Meine Damen und Herren, wir haben schon wiederholt darauf hingewiesen, daß im Grundgesetz in diesem Punkt eine ganze Reihe von Fehlerquellen verborgen liegt. Wir haben deshalb u. a. damals vor allem einen Bundessparkommissar verlangt — Sie werden sich daran erinnern, daß ich damals den Antrag auf Einsetzung eines Bundessparkommissars begründen durfte —, damit wir eine dem Parlament verantwortliche Stelle hätten, die diesen Dingen auf den Grund gehen konnte, die überprüfen konnte, ob und in welcher Höhe sich hier Verschiedenheiten in der Besteuerung ergeben hätten. Hätten wir damals bereits einen derartigen Bundessparkommissar eingesetzt, so würden wir jetzt nicht in solchem Maße auf Vermutungen und Schätzungen angewiesen sein, die in der Presse ja außerordentlich weit auseinandergehen. Während die einen sagen: es ist ein Objekt von 300 Millionen im Spiel, sagen andere: es sind mehrere Milliarden hierbei zu gewinnen oder zu verlieren. Würden wir deshalb diese Frage schon länger untersucht haben, würden wir heute über bessere Zahlenunterlagen verfügen. Jetzt, nachdem dieser Antrag der FDP vorliegt, wird uns nichts anderes übrig bleiben, als diese Ermittlungen, die wir bisher nicht haben anstellen können, und die Untersuchungen, die unbedingt notwendig sind, um ein klares Bild zu gewinnen, durchzuführen.

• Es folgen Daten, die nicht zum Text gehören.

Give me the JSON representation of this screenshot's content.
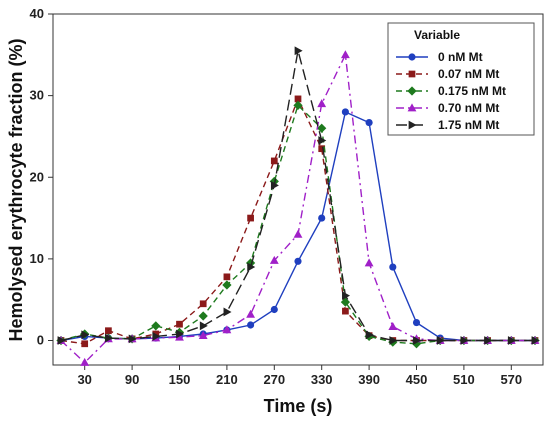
{
  "chart_data": {
    "type": "line",
    "xlabel": "Time (s)",
    "ylabel": "Hemolysed erythrocyte fraction (%)",
    "xlim": [
      0,
      600
    ],
    "ylim": [
      -3,
      40
    ],
    "xticks": [
      30,
      90,
      150,
      210,
      270,
      330,
      390,
      450,
      510,
      570
    ],
    "yticks": [
      0,
      10,
      20,
      30,
      40
    ],
    "grid": false,
    "legend": {
      "title": "Variable",
      "position": "top-right"
    },
    "series": [
      {
        "name": "0 nM Mt",
        "color": "#1f3fbf",
        "marker": "circle",
        "dash": "solid",
        "x": [
          0,
          30,
          60,
          90,
          120,
          150,
          180,
          210,
          240,
          270,
          300,
          330,
          360,
          390,
          420,
          450,
          480,
          510,
          540,
          570,
          600
        ],
        "y": [
          0,
          0.5,
          0.3,
          0.2,
          0.3,
          0.5,
          0.8,
          1.3,
          1.9,
          3.8,
          9.7,
          15,
          28,
          26.7,
          9,
          2.2,
          0.3,
          0,
          0,
          0,
          0
        ]
      },
      {
        "name": "0.07 nM Mt",
        "color": "#8b1a1a",
        "marker": "square",
        "dash": "dash",
        "x": [
          0,
          30,
          60,
          90,
          120,
          150,
          180,
          210,
          240,
          270,
          300,
          330,
          360,
          390,
          420,
          450,
          480,
          510,
          540,
          570,
          600
        ],
        "y": [
          0,
          -0.4,
          1.2,
          0.2,
          0.8,
          2,
          4.5,
          7.8,
          15,
          22,
          29.6,
          23.5,
          3.6,
          0.6,
          0,
          0,
          0,
          0,
          0,
          0,
          0
        ]
      },
      {
        "name": "0.175 nM Mt",
        "color": "#1e7a1e",
        "marker": "diamond",
        "dash": "dash",
        "x": [
          0,
          30,
          60,
          90,
          120,
          150,
          180,
          210,
          240,
          270,
          300,
          330,
          360,
          390,
          420,
          450,
          480,
          510,
          540,
          570,
          600
        ],
        "y": [
          0,
          0.8,
          0.3,
          0.2,
          1.8,
          1,
          3,
          6.8,
          9.5,
          19.5,
          28.8,
          26,
          4.7,
          0.5,
          -0.2,
          -0.4,
          0,
          0,
          0,
          0,
          0
        ]
      },
      {
        "name": "0.70 nM Mt",
        "color": "#a020c8",
        "marker": "triangle-up",
        "dash": "dashdot",
        "x": [
          0,
          30,
          60,
          90,
          120,
          150,
          180,
          210,
          240,
          270,
          300,
          330,
          360,
          390,
          420,
          450,
          480,
          510,
          540,
          570,
          600
        ],
        "y": [
          0,
          -2.7,
          0.2,
          0.2,
          0.3,
          0.4,
          0.6,
          1.3,
          3.2,
          9.8,
          13,
          29,
          35,
          9.5,
          1.7,
          0.2,
          0,
          0,
          0,
          0,
          0
        ]
      },
      {
        "name": "1.75 nM Mt",
        "color": "#222222",
        "marker": "triangle-right",
        "dash": "longdash",
        "x": [
          0,
          30,
          60,
          90,
          120,
          150,
          180,
          210,
          240,
          270,
          300,
          330,
          360,
          390,
          420,
          450,
          480,
          510,
          540,
          570,
          600
        ],
        "y": [
          0,
          0.7,
          0.3,
          0.2,
          0.5,
          0.8,
          1.8,
          3.5,
          9,
          19,
          35.5,
          24.5,
          5.5,
          0.7,
          0,
          0,
          0,
          0,
          0,
          0,
          0
        ]
      }
    ]
  }
}
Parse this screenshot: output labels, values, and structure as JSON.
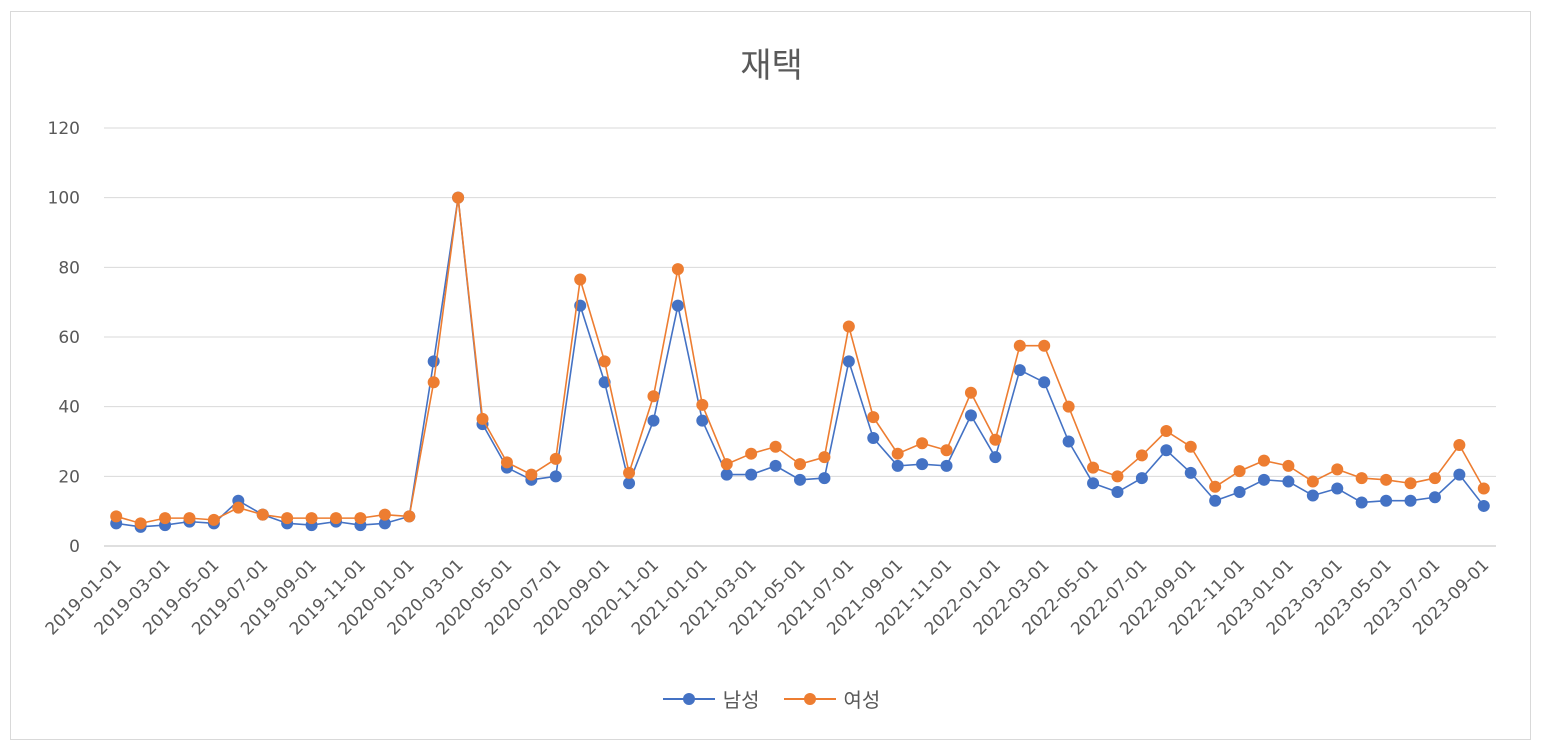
{
  "chart_data": {
    "type": "line",
    "title": "재택",
    "xlabel": "",
    "ylabel": "",
    "ylim": [
      0,
      120
    ],
    "yticks": [
      0,
      20,
      40,
      60,
      80,
      100,
      120
    ],
    "grid": true,
    "legend_position": "bottom",
    "x": [
      "2019-01-01",
      "2019-02-01",
      "2019-03-01",
      "2019-04-01",
      "2019-05-01",
      "2019-06-01",
      "2019-07-01",
      "2019-08-01",
      "2019-09-01",
      "2019-10-01",
      "2019-11-01",
      "2019-12-01",
      "2020-01-01",
      "2020-02-01",
      "2020-03-01",
      "2020-04-01",
      "2020-05-01",
      "2020-06-01",
      "2020-07-01",
      "2020-08-01",
      "2020-09-01",
      "2020-10-01",
      "2020-11-01",
      "2020-12-01",
      "2021-01-01",
      "2021-02-01",
      "2021-03-01",
      "2021-04-01",
      "2021-05-01",
      "2021-06-01",
      "2021-07-01",
      "2021-08-01",
      "2021-09-01",
      "2021-10-01",
      "2021-11-01",
      "2021-12-01",
      "2022-01-01",
      "2022-02-01",
      "2022-03-01",
      "2022-04-01",
      "2022-05-01",
      "2022-06-01",
      "2022-07-01",
      "2022-08-01",
      "2022-09-01",
      "2022-10-01",
      "2022-11-01",
      "2022-12-01",
      "2023-01-01",
      "2023-02-01",
      "2023-03-01",
      "2023-04-01",
      "2023-05-01",
      "2023-06-01",
      "2023-07-01",
      "2023-08-01",
      "2023-09-01"
    ],
    "xtick_labels": [
      "2019-01-01",
      "2019-03-01",
      "2019-05-01",
      "2019-07-01",
      "2019-09-01",
      "2019-11-01",
      "2020-01-01",
      "2020-03-01",
      "2020-05-01",
      "2020-07-01",
      "2020-09-01",
      "2020-11-01",
      "2021-01-01",
      "2021-03-01",
      "2021-05-01",
      "2021-07-01",
      "2021-09-01",
      "2021-11-01",
      "2022-01-01",
      "2022-03-01",
      "2022-05-01",
      "2022-07-01",
      "2022-09-01",
      "2022-11-01",
      "2023-01-01",
      "2023-03-01",
      "2023-05-01",
      "2023-07-01",
      "2023-09-01"
    ],
    "series": [
      {
        "name": "남성",
        "color": "#4472c4",
        "values": [
          6.5,
          5.5,
          6,
          7,
          6.5,
          13,
          9,
          6.5,
          6,
          7,
          6,
          6.5,
          8.5,
          53,
          100,
          35,
          22.5,
          19,
          20,
          69,
          47,
          18,
          36,
          69,
          36,
          20.5,
          20.5,
          23,
          19,
          19.5,
          53,
          31,
          23,
          23.5,
          23,
          37.5,
          25.5,
          50.5,
          47,
          30,
          18,
          15.5,
          19.5,
          27.5,
          21,
          13,
          15.5,
          19,
          18.5,
          14.5,
          16.5,
          12.5,
          13,
          13,
          14,
          20.5,
          11.5
        ]
      },
      {
        "name": "여성",
        "color": "#ed7d31",
        "values": [
          8.5,
          6.5,
          8,
          8,
          7.5,
          11,
          9,
          8,
          8,
          8,
          8,
          9,
          8.5,
          47,
          100,
          36.5,
          24,
          20.5,
          25,
          76.5,
          53,
          21,
          43,
          79.5,
          40.5,
          23.5,
          26.5,
          28.5,
          23.5,
          25.5,
          63,
          37,
          26.5,
          29.5,
          27.5,
          44,
          30.5,
          57.5,
          57.5,
          40,
          22.5,
          20,
          26,
          33,
          28.5,
          17,
          21.5,
          24.5,
          23,
          18.5,
          22,
          19.5,
          19,
          18,
          19.5,
          29,
          16.5
        ]
      }
    ]
  }
}
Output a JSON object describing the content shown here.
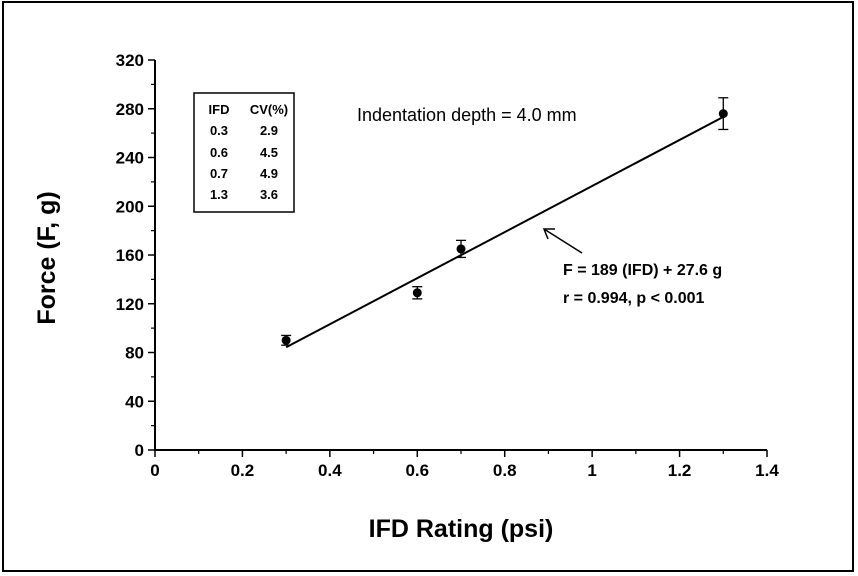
{
  "chart_data": {
    "type": "scatter",
    "xlabel": "IFD Rating (psi)",
    "ylabel": "Force (F, g)",
    "xlim": [
      0,
      1.4
    ],
    "ylim": [
      0,
      320
    ],
    "x_ticks": [
      "0",
      "0.2",
      "0.4",
      "0.6",
      "0.8",
      "1",
      "1.2",
      "1.4"
    ],
    "y_ticks": [
      "0",
      "40",
      "80",
      "120",
      "160",
      "200",
      "240",
      "280",
      "320"
    ],
    "grid": false,
    "series": [
      {
        "points": [
          {
            "x": 0.3,
            "y": 90,
            "err": 4
          },
          {
            "x": 0.6,
            "y": 129,
            "err": 5
          },
          {
            "x": 0.7,
            "y": 165,
            "err": 7
          },
          {
            "x": 1.3,
            "y": 276,
            "err": 13
          }
        ]
      }
    ],
    "fit_line": {
      "slope": 189,
      "intercept": 27.6,
      "x_range": [
        0.3,
        1.3
      ]
    },
    "annotations": {
      "depth": "Indentation depth = 4.0 mm",
      "equation": "F = 189 (IFD) + 27.6 g",
      "stats": "r = 0.994, p < 0.001"
    },
    "cv_table": {
      "headers": [
        "IFD",
        "CV(%)"
      ],
      "rows": [
        [
          "0.3",
          "2.9"
        ],
        [
          "0.6",
          "4.5"
        ],
        [
          "0.7",
          "4.9"
        ],
        [
          "1.3",
          "3.6"
        ]
      ]
    }
  }
}
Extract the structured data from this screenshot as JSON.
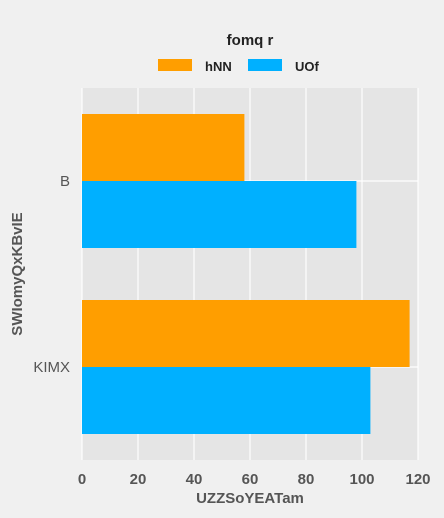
{
  "chart_data": {
    "type": "bar",
    "orientation": "horizontal",
    "legend_title": "fomq r",
    "legend_placement": "top-center",
    "xlabel": "UZZSoYEATam",
    "ylabel": "SWIomyQxKBvIE",
    "xlim": [
      0,
      120
    ],
    "xticks": [
      "0",
      "20",
      "40",
      "60",
      "80",
      "100",
      "120"
    ],
    "grid": true,
    "categories": [
      "B",
      "KIMX"
    ],
    "series": [
      {
        "name": "hNN",
        "color": "#ff9e00",
        "values": [
          58,
          117
        ]
      },
      {
        "name": "UOf",
        "color": "#00b0ff",
        "values": [
          98,
          103
        ]
      }
    ]
  }
}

Die Schwierigkeiten dabei dürfen aber nicht verkannt werden. Denn welches Landesfinanzministerium wird freiwillig alle Dinge aufdecken, die es gemacht hat, um dem einen oder anderen Industriezweig oder dem einen oder anderen Betrieb besondere steuerliche Vorteile zu gewähren? Das sind doch Dinge, die ungewöhnlich schwer zu entdecken sein werden. Wir werden uns dieser Aufgabe aber nicht entziehen können, wenn die Behauptung des Bundesfinanzministers aufrechterhalten bleiben sollte, daß durch die Einrichtung einer einheitlichen Finanzverwaltung keinerlei zusätzliche finanzielle Reserven erschlossen werden könnten. Hier scheint mir das entscheidende Argument zu liegen. Dieses Argument können wir nur durch eine eingehende Untersuchung klären.
Ich bitte deshalb, diesen Antrag dem Ausschuß für Finanz- und Steuerfragen zu überweisen.